Schlank wie ein Kolinsky-Zobelpinsel in ihrer zierlichen Hand, zwitschert Nastia aus der Ukraine ununterbrochen und schafft damit eine entspannte und fröhliche Atmosphäre um sie herum. Nastia kocht Kaffee. Alle scherzen, lachen, wählen Tassen aus – die Farbe, die für ein Meisterwerk gebraucht wird, sollte sich zusammenbrauen.
Das Angenehmste ist, dass der kreative Prozess von einem starken aromatischen Kaffee begleitet werden kann. Nastia spricht über die Volkskunst des Zeichnens und schlägt den Teilnehmern vor, ein Motiv zu wählen. Sie erinnert sich an englische Künstler, die wunderschöne Postkarten aus Kaffeetropfen herstellen. Sie spricht über Kaffeespielzeug, die Herstellung von Stoffen, die Behandlung mit Essig und Kaffee…

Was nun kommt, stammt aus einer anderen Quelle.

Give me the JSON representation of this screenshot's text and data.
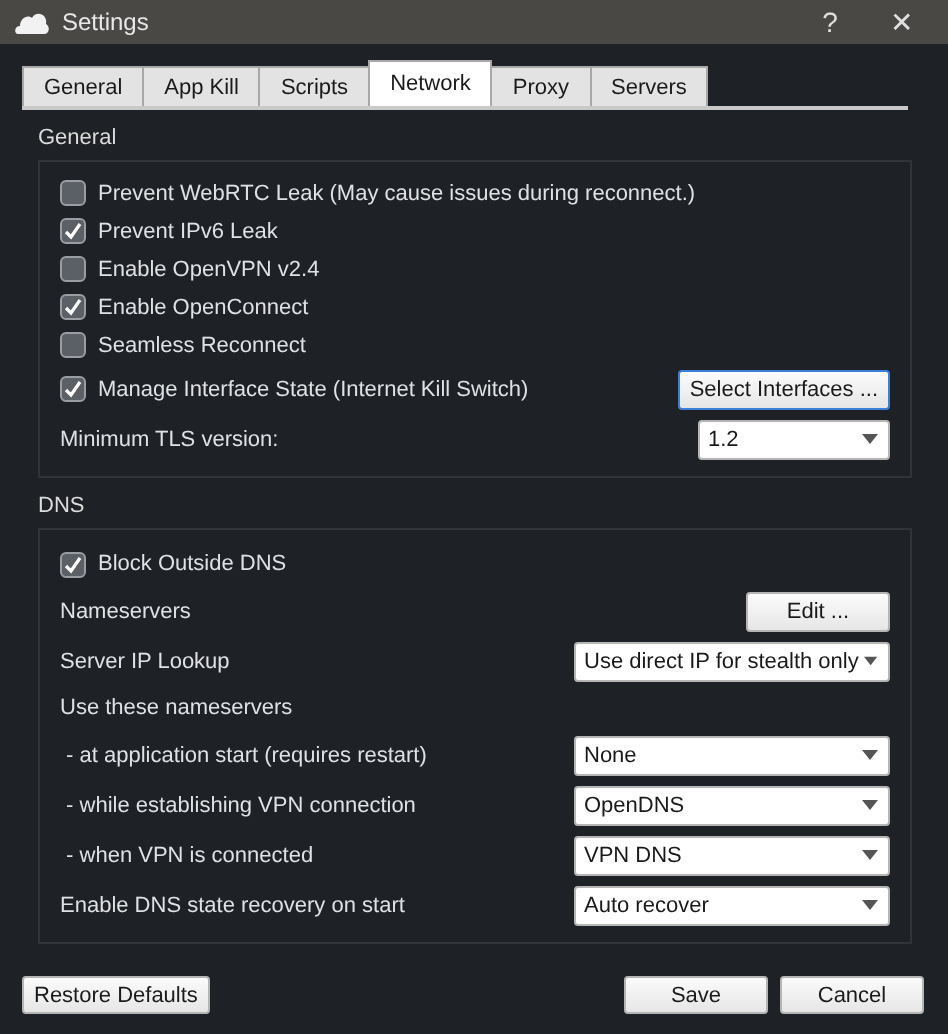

Ein schöner kaffeefarbener Hut auf dem Kopf des Meisters sieht aus wie ein symbolischer Wimpel für den heutigen Kurs. Ein belebender Duft liegt über den Köpfen der Menschen, die an einem Sonntagmittag in das Büro von Unser Haus in der Kareiviu-Straße 11 gekommen sind, um an einem weiteren Meisterkurs für kreative Kunst teilzunehmen. Nastia, die Meisterin, die den Kurs leitet, ist vor einem Monat aus Kiew zurückgekehrt und arbeitet an der Kunstakademie, wo sie sich auf die Aufnahme des Masterstudiums vorbereitet. Sie spricht über ihre Erinnerungen an Klaipeda und Neringa, wie sie dort im Herbst das Sonnenlicht einfing, wie Yoko Ono Kaunas besuchte und welche großartigen kulturellen Projekte sie dort sehen konnte.
Während der gemütlichen Kaffeepause zeichnet der jüngste der Teilnehmer, Martin, eine Skizze seines zukünftigen Meisterwerks. Scherzend und lachend versuchen alle zu erraten, was aus den sich ausbreitenden Tropfen und Klecksen entsteht: Auf einem Blatt verwandelt sich die ursprünglich vorgesehene Milchstraße in eine antike Europakarte, auf einem anderen Blatt runzeln Eulen die Stirn, auf dem dritten erscheint ein Märchenplanet… Nastia demonstriert einen Hirschkopf mit zarten Blumen auf den Hörnern, der aus einem riesigen Klecks herauswächst…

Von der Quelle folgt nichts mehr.